Dawn Kawamoto Former Staff writer, CNET News
Dawn Kawamoto covered enterprise security and financial news relating to technology for CNET News.
Dawn Kawamoto
2 min read
Sender: Eudora
Mailer: QUALCOMM Windows Eudora Pro Version 3.0.3 (32)
Date: Thu, 02 Oct 1997
To: Microsoft
From: Eudora
Subject: Competition

Dear Microsoft:
You may have IE 4.0 and Outlook Express out, but we'll see what dent you make in our email business.

Eudora and Lotus

Given yesterday's release of IE 4.0 and its Outlook Express email software by Microsoft (MSFT), a message to the software giant from competitors Eudora and Lotus could read just like that.

Microsoft is bundling Outlook Express as an email option with its IE 4.0. While Outlook, Lotus Mail, and Eudora all tout incoming mail sorting and spell-check features, Outlook Express is packed with additional features that may give Eudora and Lotus a run for their money, such as push technology, newsgroup readers, and the ability to search for email addresses at other locations.

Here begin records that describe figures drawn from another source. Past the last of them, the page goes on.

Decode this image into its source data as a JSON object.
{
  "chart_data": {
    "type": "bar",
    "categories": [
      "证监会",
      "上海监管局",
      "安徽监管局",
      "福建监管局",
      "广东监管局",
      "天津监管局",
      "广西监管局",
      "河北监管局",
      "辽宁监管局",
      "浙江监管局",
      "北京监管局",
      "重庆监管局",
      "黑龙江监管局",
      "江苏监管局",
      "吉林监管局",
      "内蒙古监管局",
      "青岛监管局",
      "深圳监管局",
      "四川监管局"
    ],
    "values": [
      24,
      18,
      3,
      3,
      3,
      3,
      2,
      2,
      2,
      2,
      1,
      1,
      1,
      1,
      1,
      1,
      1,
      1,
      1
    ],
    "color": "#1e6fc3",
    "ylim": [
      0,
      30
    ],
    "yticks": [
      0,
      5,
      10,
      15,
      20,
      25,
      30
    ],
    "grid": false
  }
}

"Microsoft is new competition, and it's pretty substantial competition," said Eric Zimits, an analyst at Hambrecht & Quist.

A Lotus spokesman acknowledged that Outlook Express will present some competition for its Lotus Mail software, though Eudora seems less concerned.

Unlike Microsoft, Eudora, a unit of Qualcomm (QCOM), makes its money selling Eudora Pro email and messaging-server software to corporations, small offices, and multiuser licensees, which account for roughly 60 percent of revenues, said Tracy Crowe, a senior product marketing manager. The remainder comes from consumer sales.

"Outlook Express is a nice browser email application. Microsoft did a good job incorporating HTML, and the fact that it's bundled with Explorer is nice," Crowe said. "But we focus on more productive and efficient communications. We are a communications company."

Qualcomm, which does not break out Eudora revenues in its accounting, uses the email software as part of its larger strategic business of melding messaging and wireless communications, Zimits said.

As a result, Qualcomm likely will spend research and development dollars, as well as other resources, to keep Microsoft at bay, Zimits said.

Another Microsoft disadvantage in the email software market is that it faces the difficult task of persuading companies and consumers to switch from their current email applications.

"Eudora has a huge installed based, and everyone seems to like it," Zimits said. "There are a lot of users who are already using email, and Microsoft has to determine how to [prompt users to switch from] client offering to another."

Eudora grew from 10 million users to 18 million between January and this month, said Ed Knowlton, a senior marketing manager. Nonetheless, he noted that Eudora would be foolish not to consider Microsoft a threat.

"Our sales have been booming, and our marketshare has been booming. But I would be lying if I said we didn't care what Microsoft and Netscape (NSCP) are doing," he said.

Still, Crowe noted that Eudora's role is different from Outlook's. He stressed that Eudora is a lean, efficent communications tool that can be customized.

The next version of Eudora Pro is expected to ship in December.